Because man today is not as God made him, is he. The image of God in him is flawed. He has the knowledge of God conveyed to him by nature, by conscience, by history, and he’s responsible. But man degenerates until “every imagination of the thoughts of his heart” is “only evil continually”. That’s the way we go, naturally speaking, as those who do not know the Lord. “The natural man,” says the New Testament, “does not receive the things of the Spirit of God.”

Learning to Think Differently

How do we learn to think differently? Well, the scripture speaks about the renewing of our minds, doesn’t it? Our minds are renewed. We present our bodies a living sacrifice and we prove the will of God. The renewing of our thinking is taking place. We have the Spirit who is from God. We have the mind of Christ. We may let this mind be in us which was also in Christ Jesus.

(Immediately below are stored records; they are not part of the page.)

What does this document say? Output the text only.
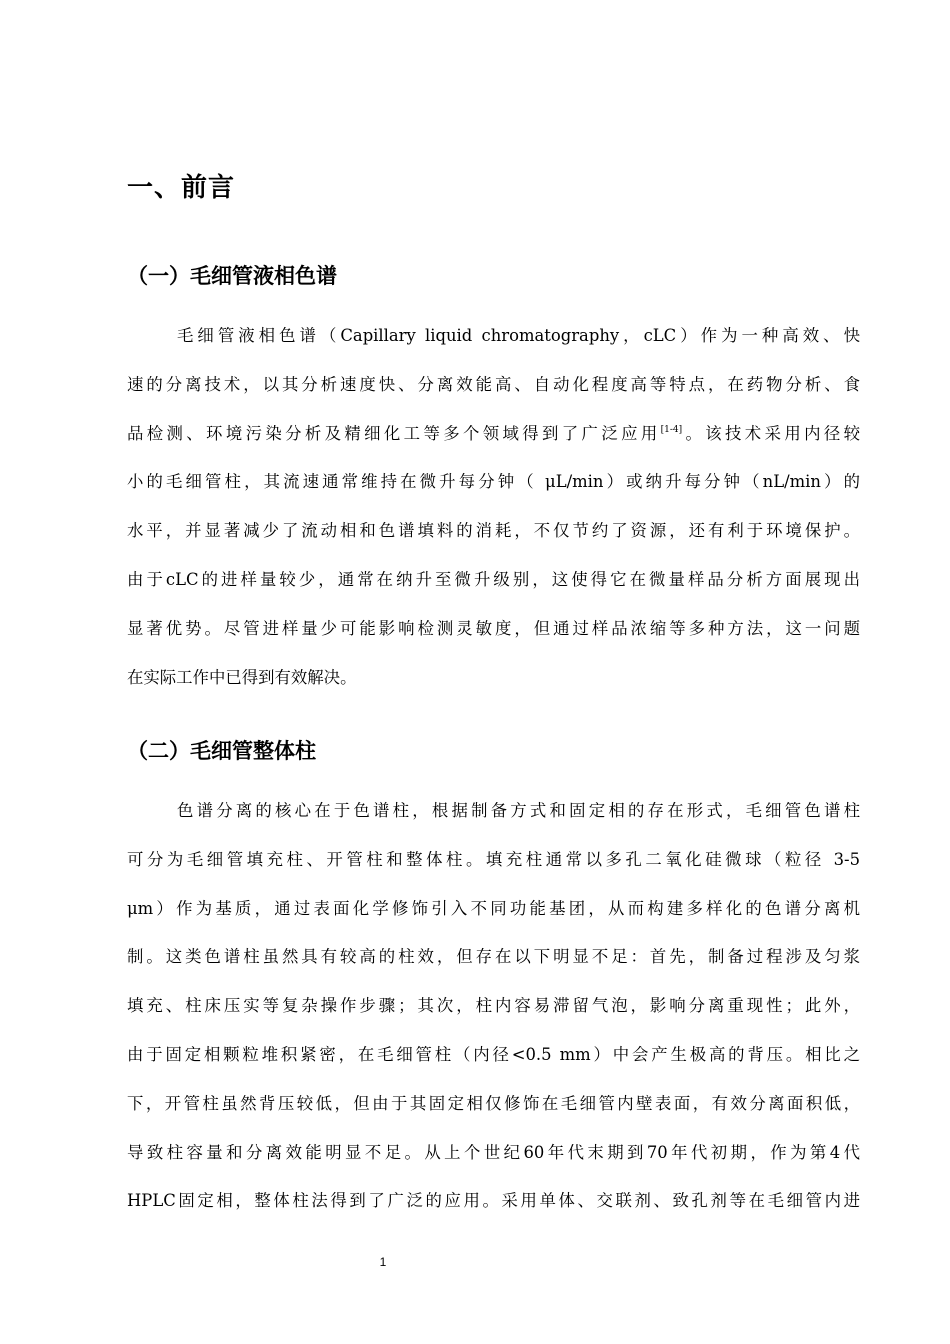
一、前言
（一）毛细管液相色谱
毛细管液相色谱（Capillary liquid chromatography，cLC）作为一种高效、快
速的分离技术，以其分析速度快、分离效能高、自动化程度高等特点，在药物分析、食
品检测、环境污染分析及精细化工等多个领域得到了广泛应用[1-4]。该技术采用内径较
小的毛细管柱，其流速通常维持在微升每分钟（ μL/min）或纳升每分钟（nL/min）的
水平，并显著减少了流动相和色谱填料的消耗，不仅节约了资源，还有利于环境保护。
由于cLC的进样量较少，通常在纳升至微升级别，这使得它在微量样品分析方面展现出
显著优势。尽管进样量少可能影响检测灵敏度，但通过样品浓缩等多种方法，这一问题
在实际工作中已得到有效解决。
（二）毛细管整体柱
色谱分离的核心在于色谱柱，根据制备方式和固定相的存在形式，毛细管色谱柱
可分为毛细管填充柱、开管柱和整体柱。填充柱通常以多孔二氧化硅微球（粒径 3-5
μm）作为基质，通过表面化学修饰引入不同功能基团，从而构建多样化的色谱分离机
制。这类色谱柱虽然具有较高的柱效，但存在以下明显不足：首先，制备过程涉及匀浆
填充、柱床压实等复杂操作步骤；其次，柱内容易滞留气泡，影响分离重现性；此外，
由于固定相颗粒堆积紧密，在毛细管柱（内径<0.5 mm）中会产生极高的背压。相比之
下，开管柱虽然背压较低，但由于其固定相仅修饰在毛细管内壁表面，有效分离面积低，
导致柱容量和分离效能明显不足。从上个世纪60年代末期到70年代初期，作为第4代
HPLC固定相，整体柱法得到了广泛的应用。采用单体、交联剂、致孔剂等在毛细管内进
1
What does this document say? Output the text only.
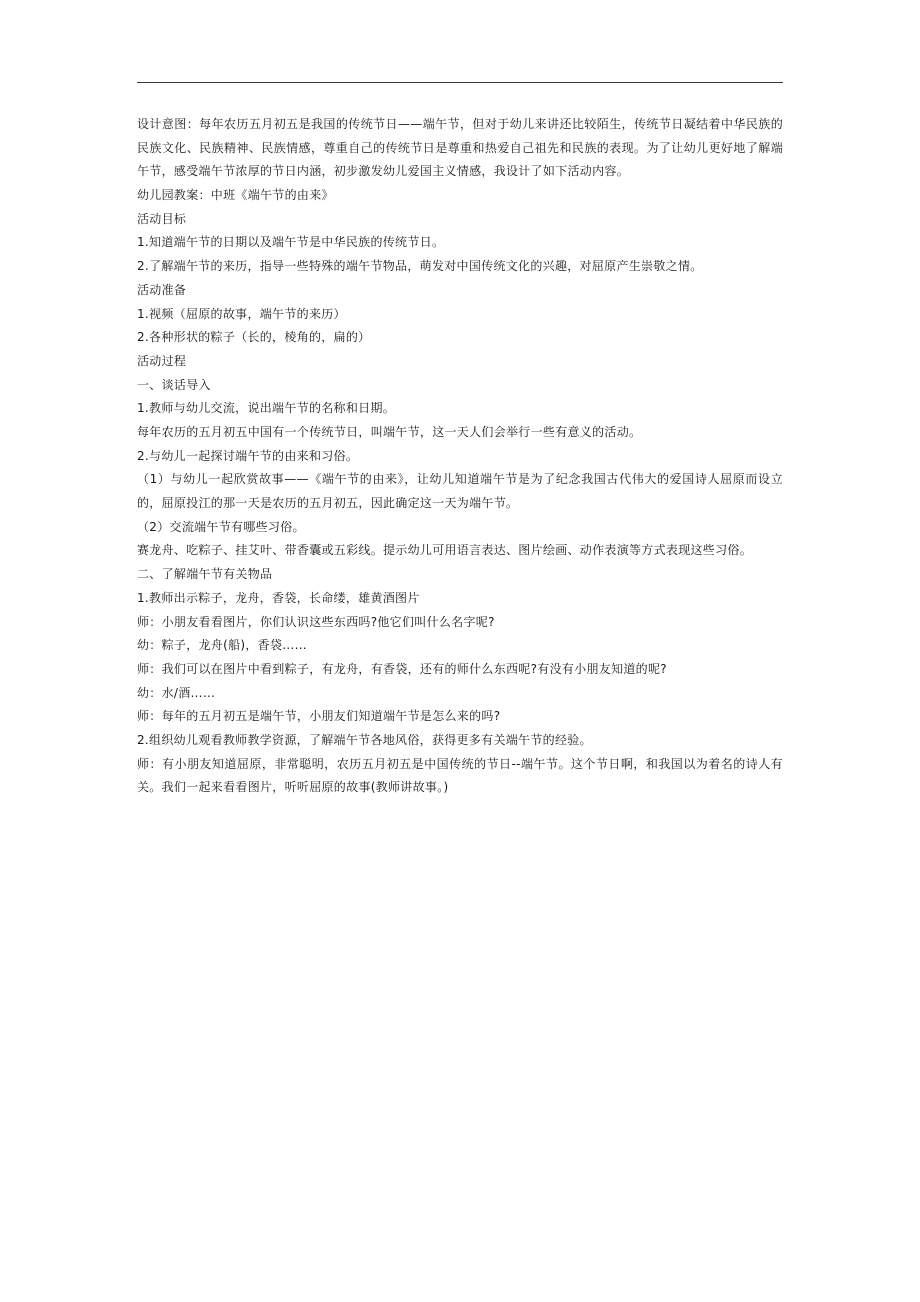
设计意图：每年农历五月初五是我国的传统节日——端午节，但对于幼儿来讲还比较陌生，传统节日凝结着中华民族的民族文化、民族精神、民族情感，尊重自己的传统节日是尊重和热爱自己祖先和民族的表现。为了让幼儿更好地了解端午节，感受端午节浓厚的节日内涵，初步激发幼儿爱国主义情感，我设计了如下活动内容。
幼儿园教案：中班《端午节的由来》
活动目标
1.知道端午节的日期以及端午节是中华民族的传统节日。
2.了解端午节的来历，指导一些特殊的端午节物品，萌发对中国传统文化的兴趣，对屈原产生崇敬之情。
活动准备
1.视频（屈原的故事，端午节的来历）
2.各种形状的粽子（长的，棱角的，扁的）
活动过程
一、谈话导入
1.教师与幼儿交流，说出端午节的名称和日期。
每年农历的五月初五中国有一个传统节日，叫端午节，这一天人们会举行一些有意义的活动。
2.与幼儿一起探讨端午节的由来和习俗。
（1）与幼儿一起欣赏故事——《端午节的由来》，让幼儿知道端午节是为了纪念我国古代伟大的爱国诗人屈原而设立的，屈原投江的那一天是农历的五月初五，因此确定这一天为端午节。
（2）交流端午节有哪些习俗。
赛龙舟、吃粽子、挂艾叶、带香囊或五彩线。提示幼儿可用语言表达、图片绘画、动作表演等方式表现这些习俗。
二、了解端午节有关物品
1.教师出示粽子，龙舟，香袋，长命缕，雄黄酒图片
师：小朋友看看图片，你们认识这些东西吗?他它们叫什么名字呢?
幼：粽子，龙舟(船)，香袋……
师：我们可以在图片中看到粽子，有龙舟，有香袋，还有的师什么东西呢?有没有小朋友知道的呢?
幼：水/酒……
师：每年的五月初五是端午节，小朋友们知道端午节是怎么来的吗?
2.组织幼儿观看教师教学资源，了解端午节各地风俗，获得更多有关端午节的经验。
师：有小朋友知道屈原，非常聪明，农历五月初五是中国传统的节日--端午节。这个节日啊，和我国以为着名的诗人有关。我们一起来看看图片，听听屈原的故事(教师讲故事。)
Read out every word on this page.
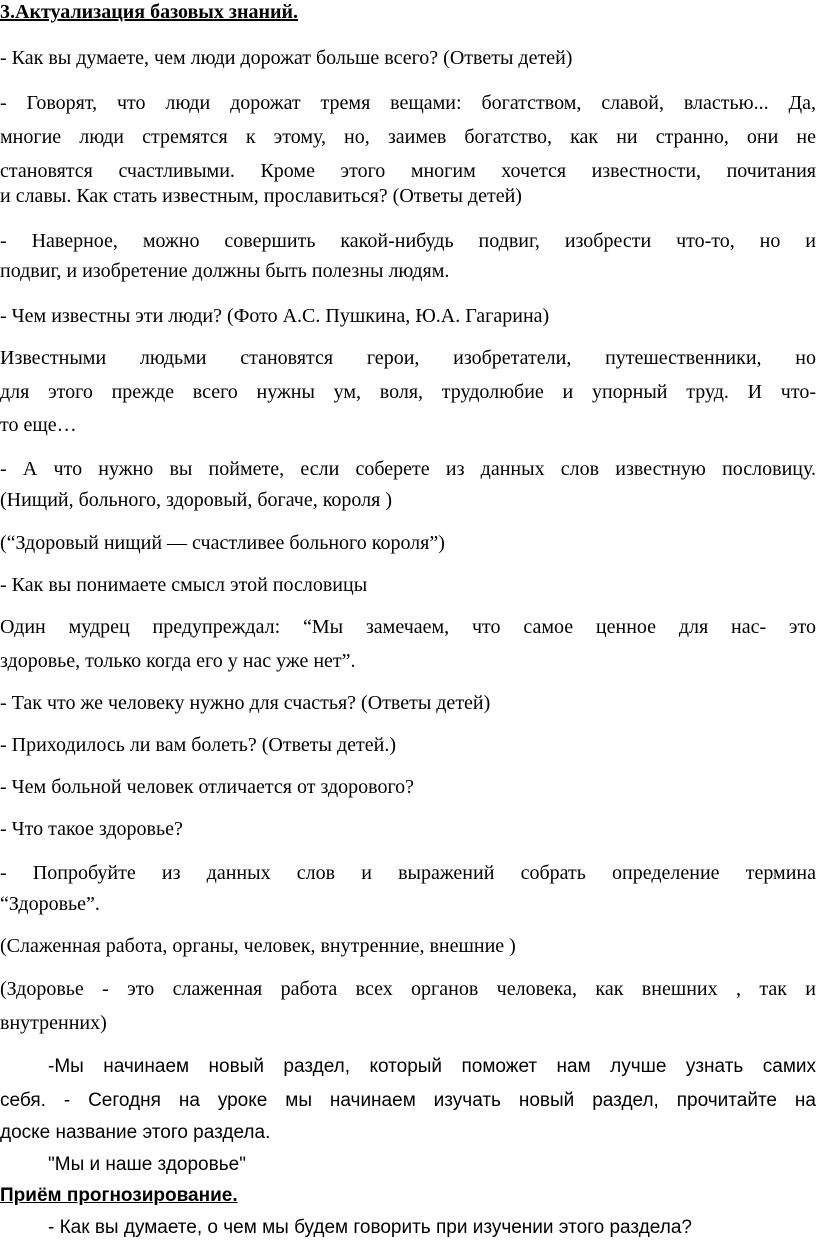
3.Актуализация базовых знаний.
- Как вы думаете, чем люди дорожат больше всего? (Ответы детей)
- Говорят, что люди дорожат тремя вещами: богатством, славой, властью... Да,
многие люди стремятся к этому, но, заимев богатство, как ни странно, они не
становятся счастливыми. Кроме этого многим хочется известности, почитания
и славы. Как стать известным, прославиться? (Ответы детей)
- Наверное, можно совершить какой-нибудь подвиг, изобрести что-то, но и
подвиг, и изобретение должны быть полезны людям.
- Чем известны эти люди? (Фото А.С. Пушкина, Ю.А. Гагарина)
Известными людьми становятся герои, изобретатели, путешественники, но
для этого прежде всего нужны ум, воля, трудолюбие и упорный труд. И что-
то еще…
- А что нужно вы поймете, если соберете из данных слов известную пословицу.
(Нищий, больного, здоровый, богаче, короля )
(“Здоровый нищий — счастливее больного короля”)
- Как вы понимаете смысл этой пословицы
Один мудрец предупреждал: “Мы замечаем, что самое ценное для нас- это
здоровье, только когда его у нас уже нет”.
- Так что же человеку нужно для счастья? (Ответы детей)
- Приходилось ли вам болеть? (Ответы детей.)
- Чем больной человек отличается от здорового?
- Что такое здоровье?
- Попробуйте из данных слов и выражений собрать определение термина
“Здоровье”.
(Слаженная работа, органы, человек, внутренние, внешние )
(Здоровье - это слаженная работа всех органов человека, как внешних , так и
внутренних)
-Мы начинаем новый раздел, который поможет нам лучше узнать самих
себя. - Сегодня на уроке мы начинаем изучать новый раздел, прочитайте на
доске название этого раздела.
"Мы и наше здоровье"
Приём прогнозирование.
- Как вы думаете, о чем мы будем говорить при изучении этого раздела?
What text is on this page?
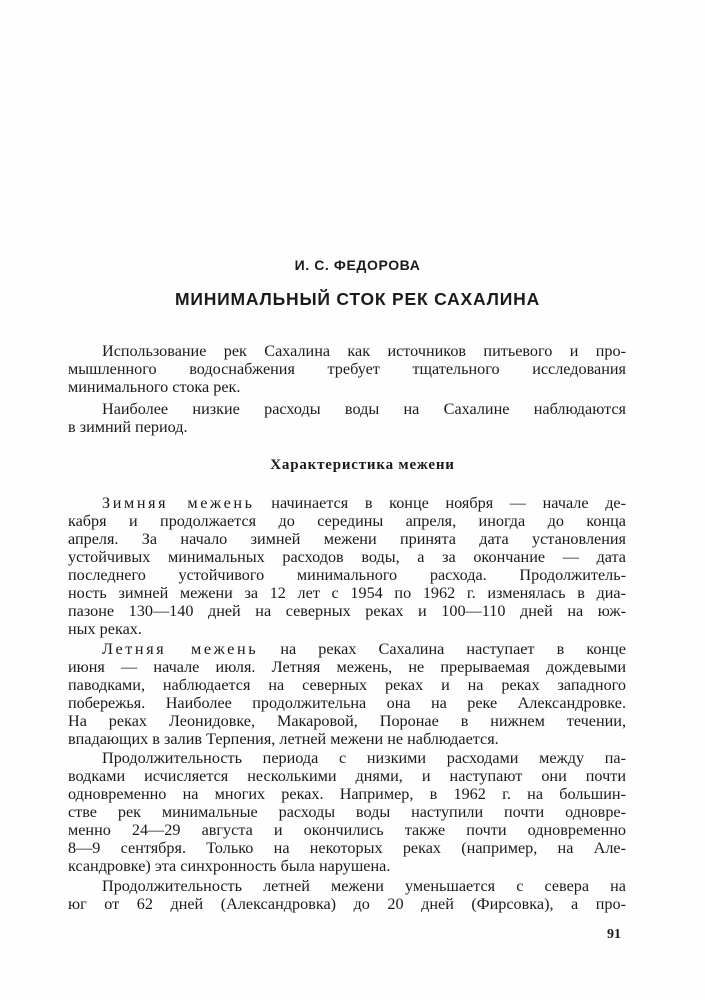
И. С. ФЕДОРОВА
МИНИМАЛЬНЫЙ СТОК РЕК САХАЛИНА
Использование рек Сахалина как источников питьевого и про-
мышленного водоснабжения требует тщательного исследования
минимального стока рек.
Наиболее низкие расходы воды на Сахалине наблюдаются
в зимний период.
Характеристика межени
Зимняя межень начинается в конце ноября — начале де-
кабря и продолжается до середины апреля, иногда до конца
апреля. За начало зимней межени принята дата установления
устойчивых минимальных расходов воды, а за окончание — дата
последнего устойчивого минимального расхода. Продолжитель-
ность зимней межени за 12 лет с 1954 по 1962 г. изменялась в диа-
пазоне 130—140 дней на северных реках и 100—110 дней на юж-
ных реках.
Летняя межень на реках Сахалина наступает в конце
июня — начале июля. Летняя межень, не прерываемая дождевыми
паводками, наблюдается на северных реках и на реках западного
побережья. Наиболее продолжительна она на реке Александровке.
На реках Леонидовке, Макаровой, Поронае в нижнем течении,
впадающих в залив Терпения, летней межени не наблюдается.
Продолжительность периода с низкими расходами между па-
водками исчисляется несколькими днями, и наступают они почти
одновременно на многих реках. Например, в 1962 г. на большин-
стве рек минимальные расходы воды наступили почти одновре-
менно 24—29 августа и окончились также почти одновременно
8—9 сентября. Только на некоторых реках (например, на Але-
ксандровке) эта синхронность была нарушена.
Продолжительность летней межени уменьшается с севера на
юг от 62 дней (Александровка) до 20 дней (Фирсовка), а про-
91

But even before the Lord Jesus came into this world, godly men in Old Testament times have given their thoughts high priority. I’m thinking of Job: he was a remarkable man. Scripture says he would rise early in the morning and offer burnt offerings according to the number of his sons, for he said, “It may be that my children have sinned and cursed God in their hearts.” He was not concerned merely that they would have done things that might be easily recognized as evil; he was concerned that they should think no evil.” Proverbs 4:23 says you are to “Guard your heart with all diligence, for out of it are the issues of life.”

The Burnt Offering Speaks of Christ

Now, concerning this matter of filling our minds with holy thoughts, let’s remember the Lord for a minute together. Let’s think about him. We sometimes sing together, “We wonder at thy lowly mind, and fain would like thee be. And all our rest and pleasure find in learning, Lord, of thee.”

In the Old Testament, an appropriate burnt offering [intended by God to speak prophetically of the sacrifice of Christ at Calvary — Ed.] called for the head to be offered along with the fat and the inward parts, to ascend to God a sweet savor. Without stretching it, is it not telling us that there was something in that Holy Mind that was precious to God? It ascended from the altar. The sacrifice that was made was so acceptable because Christ’s thoughts were God’s thoughts, and that was precious to him. Christ not only did no sin, but he knew no sin; he was never in approving association with it.

And there was no sin in him. “Which of you convinces me of sin?” he was able to say. If “No man ever spoke like this man”, may I dare to go a little bit beyond that and say, “No man ever thought like this man.” His thought life was absolutely Godward and perfect. What delight he brought to the Father’s heart! Those are subjects to think about as we come together to remember the Lord, aren’t they. “This is my beloved Son in whom I find all my delight; I am well pleased.”

Bringing Pleasure to God

Can I bring pleasure to God like that? I don’t mean in the same degree. But can I in character bring the same sort of pleasure to God? I believe I can, and I believe you can. “Then they that feared the Lord,” said Malachi, “spoke often to one another and the Lord hearkened and heard it, and a book of remembrance was written before him of those who feared the Lord and thought” — and thought — “upon his name.”

God can be pleased when I’m not preaching; when I’m not outwardly doing anything that others might take note of and say, “Isn’t that a spiritual activity!” I can please God in my own mind.

What deliverance has been effected by the work of Christ and by the gracious indwelling of the Holy Spirit!